To deal with each time collection and non-time collection information, we’ve designed a mannequin structure that may course of enter from each sources.

The time collection information will go by means of a long short-term memory (LSTM) layer that can convert time collection enter right into a one-dimensional vector illustration, resembling 16×1. The non-time collection information or dense information will go by means of a dense layer (i.e., a completely related layer). Then the 2 vectors will likely be concatenated, to completely symbolize the community situation up to now, and handed by means of a completely related layer once more. The ultimate output from the neural community mannequin would be the predicted output of the goal/activity, as proven in Determine 4. 

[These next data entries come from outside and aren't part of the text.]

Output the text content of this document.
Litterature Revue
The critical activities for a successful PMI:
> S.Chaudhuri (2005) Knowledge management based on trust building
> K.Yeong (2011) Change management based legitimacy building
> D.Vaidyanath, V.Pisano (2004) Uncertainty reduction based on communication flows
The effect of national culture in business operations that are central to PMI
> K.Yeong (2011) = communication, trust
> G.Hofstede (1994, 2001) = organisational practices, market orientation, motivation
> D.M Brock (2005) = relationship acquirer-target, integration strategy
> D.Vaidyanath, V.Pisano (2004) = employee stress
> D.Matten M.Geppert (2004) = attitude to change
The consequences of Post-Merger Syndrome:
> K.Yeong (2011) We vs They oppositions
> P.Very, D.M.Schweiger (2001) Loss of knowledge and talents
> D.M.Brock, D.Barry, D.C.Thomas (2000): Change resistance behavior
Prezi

Determine 4: Mixed-model structure with LSTM and Dense Layers

Use case: Random packet loss classification

Let’s think about the use case of categorizing packet loss as both random or congestion. The previous loss is as a result of community parts, and the latter is as a result of limits in queue size (that are delay dependent). Right here is the ML activity definition:

Given the community situations up to now N seconds (10), and that the community is at present incurring packet loss, the aim is to characterize the packet loss on the present timestamp as RANDOM or not.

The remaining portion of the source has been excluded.